At the same time a prohibition on copying dresses, coats and the like would seem to open an impossibly murky debate over how to separate a duplicate garment from one simply inspired by someone else's work and part of a fashion trend.
But for the Council of Fashion Designers the issue is black and white. Rather than calling imitation the sincerest form of flattery, as they have done for decades, leading designers are acknowledging that inexpensive copies — which they label acts of piracy — have negatively affected the luxury business.
"Piracy in fashion is rampant," Mr. Rodriguez said, recalling a lunch meeting he had with senators last July, when he held up one of his $1,500 designs next to a newspaper advertisement for a nearly identical dress at Macy's, selling for $199.

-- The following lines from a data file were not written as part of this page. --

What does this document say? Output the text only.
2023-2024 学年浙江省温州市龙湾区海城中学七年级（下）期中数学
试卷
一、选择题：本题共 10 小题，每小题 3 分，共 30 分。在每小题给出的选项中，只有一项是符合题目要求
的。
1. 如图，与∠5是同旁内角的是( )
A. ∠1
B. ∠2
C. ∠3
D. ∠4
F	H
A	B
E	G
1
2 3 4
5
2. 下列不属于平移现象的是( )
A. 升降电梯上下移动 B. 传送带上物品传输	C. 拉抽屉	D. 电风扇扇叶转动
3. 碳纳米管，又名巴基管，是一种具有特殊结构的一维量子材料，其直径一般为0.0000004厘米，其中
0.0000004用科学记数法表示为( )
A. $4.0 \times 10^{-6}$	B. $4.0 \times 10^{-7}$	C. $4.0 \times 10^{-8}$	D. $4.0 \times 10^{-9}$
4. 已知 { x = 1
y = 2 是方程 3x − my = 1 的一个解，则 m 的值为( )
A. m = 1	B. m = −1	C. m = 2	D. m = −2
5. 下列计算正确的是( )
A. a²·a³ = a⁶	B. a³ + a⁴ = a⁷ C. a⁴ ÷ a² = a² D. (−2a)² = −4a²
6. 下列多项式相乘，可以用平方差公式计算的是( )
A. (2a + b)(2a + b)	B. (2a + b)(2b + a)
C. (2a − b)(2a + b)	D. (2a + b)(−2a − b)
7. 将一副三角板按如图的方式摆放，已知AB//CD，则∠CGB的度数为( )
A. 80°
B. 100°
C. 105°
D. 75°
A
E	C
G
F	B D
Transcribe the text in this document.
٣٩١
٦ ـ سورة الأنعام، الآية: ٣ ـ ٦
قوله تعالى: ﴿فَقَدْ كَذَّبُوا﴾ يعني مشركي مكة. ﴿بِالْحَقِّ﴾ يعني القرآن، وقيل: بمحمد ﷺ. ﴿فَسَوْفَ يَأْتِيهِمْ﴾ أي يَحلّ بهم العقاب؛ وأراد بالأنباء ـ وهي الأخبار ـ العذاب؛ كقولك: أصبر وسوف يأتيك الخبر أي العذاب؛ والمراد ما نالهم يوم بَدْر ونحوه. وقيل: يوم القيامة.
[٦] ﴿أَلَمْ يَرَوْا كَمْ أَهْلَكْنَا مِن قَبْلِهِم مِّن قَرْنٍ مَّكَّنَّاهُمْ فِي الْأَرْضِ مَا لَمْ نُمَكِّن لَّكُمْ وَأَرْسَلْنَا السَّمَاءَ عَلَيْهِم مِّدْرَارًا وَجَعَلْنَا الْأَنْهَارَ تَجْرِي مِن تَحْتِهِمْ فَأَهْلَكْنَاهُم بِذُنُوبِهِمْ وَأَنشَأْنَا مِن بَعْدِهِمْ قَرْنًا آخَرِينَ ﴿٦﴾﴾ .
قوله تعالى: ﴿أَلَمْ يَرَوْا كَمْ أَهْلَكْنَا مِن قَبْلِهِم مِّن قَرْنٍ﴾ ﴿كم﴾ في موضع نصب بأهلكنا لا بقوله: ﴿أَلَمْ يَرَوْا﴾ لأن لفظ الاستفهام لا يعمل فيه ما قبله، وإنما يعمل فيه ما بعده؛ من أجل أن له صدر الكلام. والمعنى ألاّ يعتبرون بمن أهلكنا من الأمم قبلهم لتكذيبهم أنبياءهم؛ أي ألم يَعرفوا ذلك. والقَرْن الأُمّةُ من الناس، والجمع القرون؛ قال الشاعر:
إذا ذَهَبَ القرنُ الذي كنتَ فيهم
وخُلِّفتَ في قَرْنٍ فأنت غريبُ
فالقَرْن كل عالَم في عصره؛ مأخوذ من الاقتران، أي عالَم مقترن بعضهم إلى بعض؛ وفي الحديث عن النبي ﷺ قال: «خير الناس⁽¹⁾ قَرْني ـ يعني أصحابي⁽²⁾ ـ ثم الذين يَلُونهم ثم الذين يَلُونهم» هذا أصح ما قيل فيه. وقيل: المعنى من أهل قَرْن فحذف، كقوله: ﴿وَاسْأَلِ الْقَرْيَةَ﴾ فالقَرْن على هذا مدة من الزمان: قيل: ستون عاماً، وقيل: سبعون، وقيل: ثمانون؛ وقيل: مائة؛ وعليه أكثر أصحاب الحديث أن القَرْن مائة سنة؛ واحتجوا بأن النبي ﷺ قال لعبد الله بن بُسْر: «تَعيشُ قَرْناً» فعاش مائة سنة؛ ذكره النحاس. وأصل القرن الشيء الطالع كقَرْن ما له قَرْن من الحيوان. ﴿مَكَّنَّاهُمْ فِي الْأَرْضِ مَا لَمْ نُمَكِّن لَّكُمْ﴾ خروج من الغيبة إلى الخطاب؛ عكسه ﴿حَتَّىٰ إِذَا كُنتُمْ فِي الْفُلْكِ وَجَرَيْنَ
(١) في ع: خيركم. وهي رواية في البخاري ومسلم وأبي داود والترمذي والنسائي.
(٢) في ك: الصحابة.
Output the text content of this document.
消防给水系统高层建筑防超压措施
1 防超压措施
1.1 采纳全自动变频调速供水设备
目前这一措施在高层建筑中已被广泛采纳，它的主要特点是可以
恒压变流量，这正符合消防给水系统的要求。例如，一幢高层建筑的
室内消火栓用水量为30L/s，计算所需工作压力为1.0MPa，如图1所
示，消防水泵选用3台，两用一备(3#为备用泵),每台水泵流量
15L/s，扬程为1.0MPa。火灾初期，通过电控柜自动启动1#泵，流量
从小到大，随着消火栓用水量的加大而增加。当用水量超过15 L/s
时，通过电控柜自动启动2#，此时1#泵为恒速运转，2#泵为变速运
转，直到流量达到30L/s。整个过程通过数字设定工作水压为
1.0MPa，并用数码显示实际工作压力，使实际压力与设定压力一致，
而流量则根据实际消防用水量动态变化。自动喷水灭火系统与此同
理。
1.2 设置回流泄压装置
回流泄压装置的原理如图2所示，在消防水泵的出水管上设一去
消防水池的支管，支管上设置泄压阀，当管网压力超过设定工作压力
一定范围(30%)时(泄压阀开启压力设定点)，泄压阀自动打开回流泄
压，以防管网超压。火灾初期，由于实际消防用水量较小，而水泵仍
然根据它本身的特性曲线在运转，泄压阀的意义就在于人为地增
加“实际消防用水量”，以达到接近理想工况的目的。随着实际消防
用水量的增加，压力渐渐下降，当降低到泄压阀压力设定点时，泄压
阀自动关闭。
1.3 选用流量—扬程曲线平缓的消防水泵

Copyright law protects a creator of original material — like a songwriter or screenwriter — for her life plus 70 years. But clothing is not protected. In 1998 Representative Howard Coble, a Republican from North Carolina, introduced a revision to the copyright law that classified boat hulls as a design protected for 10 years. Citing the boat hull statute, fashion designers are asking for similar protection for clothing designs for three years.
Hypothetically that would mean that Allen B. Schwartz, the owner and designer of ABS, the leading brand in the $300 million business of Oscar knockoffs, would be restricted to selling copies of the embroidered beige Elie Saab gown worn by Halle Berry in 2003, not the latest Vera Wang yellow butterfly ruffles for Michelle Williams.
"That is the most ridiculous thing," Mr. Schwartz said. "There is no such thing as an original design. All these designers are getting their inspiration from things that were done before. To me a spaghetti strap is a spaghetti strap, and a cowl neck is a cowl neck."